TMHA’s main offensive focus is HB 3417.  This bill would add needed regulatory flexibility for our industry in the time of a prolonged declared disaster, as well as several technical clean-up provisions. The most significant aspect of this bill is that it would place definitively in state law that our industry is essential and must remain operational, even in times of a disaster.  We are encouraged that this bill was heard in the Urban Affairs committee last week and passed yesterday afternoon out of that committee.  The bill now heads to the House floor where our team will work all 150 members advocating for its passage out of the House.

Other favorable bills that are moving, HB 871 that would prohibit cities from being able to charge local fees for air conditioning contractors licensed with the state.  This bill passed the House this week and heads to the Senate.  The PPP loan forgiveness bill that would exclude PPP loan forgiveness towards a business’ income calculation under state franchise tax liability has passed is one of the few bills moving fast through the legislative bodies.  This bill has passed the House, is out of Senate committee and headed to the Senate floor. The broadband bill is also moving through at a rapid clip.

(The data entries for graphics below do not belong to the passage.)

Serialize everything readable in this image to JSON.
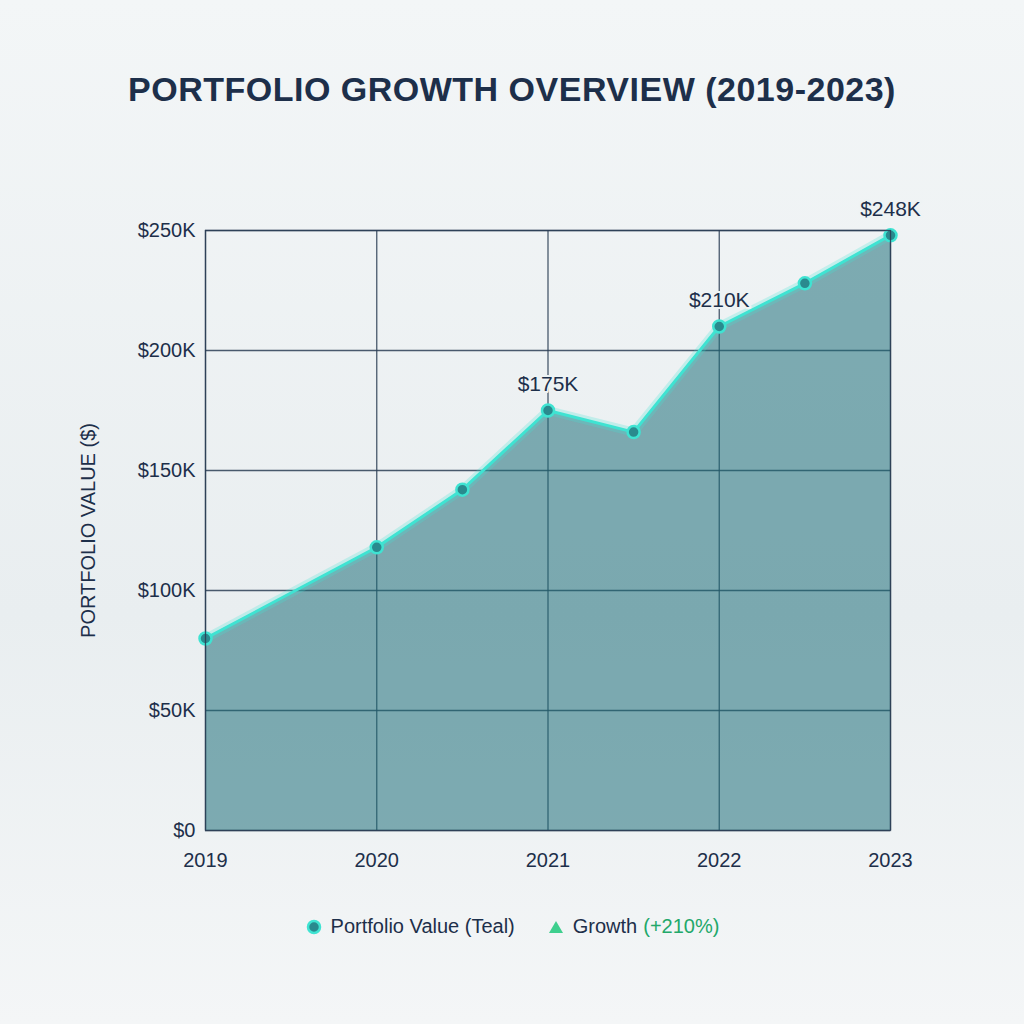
{
  "chart_data": {
    "type": "area",
    "title": "PORTFOLIO GROWTH OVERVIEW (2019-2023)",
    "y_label": "PORTFOLIO VALUE ($)",
    "x": [
      2019,
      2020,
      2020.5,
      2021,
      2021.5,
      2022,
      2022.5,
      2023
    ],
    "series": [
      {
        "name": "Portfolio Value (Teal)",
        "color": "#3fe3d2",
        "marker": "circle",
        "values": [
          80000,
          118000,
          142000,
          175000,
          166000,
          210000,
          228000,
          248000
        ]
      }
    ],
    "xlim": [
      2019,
      2023
    ],
    "xticks": [
      2019,
      2020,
      2021,
      2022,
      2023
    ],
    "ylim": [
      0,
      250000
    ],
    "yticks": [
      {
        "value": 0,
        "label": "$0"
      },
      {
        "value": 50000,
        "label": "$50K"
      },
      {
        "value": 100000,
        "label": "$100K"
      },
      {
        "value": 150000,
        "label": "$150K"
      },
      {
        "value": 200000,
        "label": "$200K"
      },
      {
        "value": 250000,
        "label": "$250K"
      }
    ],
    "grid": true,
    "legend": "bottom",
    "annotations": [
      {
        "x": 2021,
        "y": 175000,
        "text": "$175K"
      },
      {
        "x": 2022,
        "y": 210000,
        "text": "$210K"
      },
      {
        "x": 2023,
        "y": 248000,
        "text": "$248K"
      }
    ],
    "growth_legend": {
      "label": "Growth",
      "value_label": "(+210%)",
      "color": "#3ecf8e",
      "marker": "triangle"
    }
  }
}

Defense is always a major part of every sessions’ workload, but this session in particular we have seen a significant uptick in bills that would have a negative impact on the industry.  Most of these bills fall in the landlord tenant space and many are heavily influenced by the pandemic.  Some of these bills include a source of income bill, abatement or suspension of evictions during a pandemic or more broadly no evictions during and for 60 days following any declared disaster, extended eviction notices with mandatory rights to cure, a bill that would effectively prohibit ever increasing a tenants rent if they joined a tenant organization, right to terminate a lease if a utility function is lost and not restored within 48-hours, and a comprehensive tenant bill called the “tenants’ bill of rights” by its author. There are also several bills filed related to tenant screening eviction records and use of prior criminal histories.

Land use bills, in partial bills allowing counties the equivalent of city zoning authority are also bills we work to amend or oppose.  This session there is a bill we oppose that would allow a county to have broad authority, including zoning, if it adopted a “wildland-urban interface code.”  This bill has been heard in committee, but has not been brought up for vote in committee.  Another bill would grant city like authority to Fort Bend County around the Brazos River.  The proponents of the bill argue that the authority is needed to prevent erosion, which we certainly want to also prevent.  However, the bill grants sweeping and broad authority that goes beyond just erosion control, and our concern is that this authority will be used to prohibit manufactured homes in the county.  This bill has also received a hearing, but remains in committee.

In our last post, I described how the session was moving out of the bill filing stage and shifting into committee work.  While committees will continue to hear bills, at this point we are transitioning from committees to floor action.  More members to vote, more work to pass, harder to kill, and many more opportunities for bill amendments (good, bad, and scary).